Author: MARIA MCCOY Publshed: 7/10/2023 ILSL
This lobbyist is on the house — your house.
For this episode of the Local Energy Rules Podcast, host John Farrell is joined by Tony Bartelme, projects writer for Charleston’s The Post and Courier. They discuss how utilities have wagered and lost billions of customer dollars, why customers are on the hook when utilities take financial risks, and how unhappy customers can counter utility power grabs.
Listen to the full episode and explore more resources below — including a transcript and summary of the conversation.
South Carolina’s Utility Scandal is Not Unique
In what Bartelme calls one of South Carolina’s biggest scandals, electric utilities in the state spent nine billion dollars on the V.C. Summer nuclear power plant, yet have nothing to show for it. The project was abandoned after lengthy delays and mismanagement. Many key players will face repercussions for their poor decisions — utility executives have been charged with fraud — but where was this oversight before the money was spent?

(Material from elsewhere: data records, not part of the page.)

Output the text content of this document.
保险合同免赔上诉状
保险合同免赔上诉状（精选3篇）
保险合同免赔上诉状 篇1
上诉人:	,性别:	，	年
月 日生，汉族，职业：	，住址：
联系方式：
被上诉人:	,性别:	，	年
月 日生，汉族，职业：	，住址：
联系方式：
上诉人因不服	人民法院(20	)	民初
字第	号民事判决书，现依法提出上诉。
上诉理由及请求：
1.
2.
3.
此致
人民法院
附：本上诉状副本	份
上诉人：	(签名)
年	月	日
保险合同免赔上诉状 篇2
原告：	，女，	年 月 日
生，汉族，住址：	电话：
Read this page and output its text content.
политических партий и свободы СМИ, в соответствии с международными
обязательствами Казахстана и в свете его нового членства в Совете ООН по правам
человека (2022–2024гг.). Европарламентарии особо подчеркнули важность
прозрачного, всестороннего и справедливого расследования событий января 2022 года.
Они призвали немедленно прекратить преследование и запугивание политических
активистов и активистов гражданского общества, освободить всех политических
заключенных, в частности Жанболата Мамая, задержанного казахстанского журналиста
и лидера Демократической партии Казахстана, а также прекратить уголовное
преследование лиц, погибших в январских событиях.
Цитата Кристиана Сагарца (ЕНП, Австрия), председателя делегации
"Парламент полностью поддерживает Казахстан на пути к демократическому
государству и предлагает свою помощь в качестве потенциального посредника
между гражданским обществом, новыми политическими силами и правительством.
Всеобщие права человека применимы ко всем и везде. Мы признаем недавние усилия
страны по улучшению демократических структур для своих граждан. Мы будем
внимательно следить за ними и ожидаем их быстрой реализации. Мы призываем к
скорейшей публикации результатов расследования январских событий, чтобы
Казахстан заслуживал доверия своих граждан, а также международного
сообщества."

In South Carolina, the utility regulators were asleep at the wheel
Bartelme wrote about the V.C. Summer expansion and other failed utility projects in a 2017 article for The Post and Courier. The article uncovers how utilities not only deceived or lied to regulators, but how they lobbied to change the rules in the first place, allowing them to place more financial risk on their ratepayers.
No Need to Break Rules When You Can Re-Write Them
Utilities lobby state legislators and regulators for the rules they want. Worst of all, they spend customer dollars on political maneuvering to ultimately line the pockets of shareholders. South Carolina’s Base Load Review Act, for example, allowed the utilities to charge their customers for the nuclear plant as they were constructing it. The South Carolina Legislature repealed the Base Load Review Act in 2018. Although it was too late to recoup the nine billion dollars, the legislature could at least protect utility customers from a repeated disaster.
Georgia utilities similarly wasted billions of dollars on a nuclear power plant. In this case, however, the utilities did not accept defeat and walk away. They have poured a total of 34 billion dollars into the Vogtle nuclear plant, which the utility customers will be responsible for.
Farrell and Bartelme discuss how utilities could be held accountable for their reckless spending or even prevented from spending recklessly in the first place. Colorado just passed a law that prohibits utilities from spending ratepayer money on politics. Bartelme hopes that people will continue to read Power Failure, learn about utility monopolies, and pressure their regulators for change.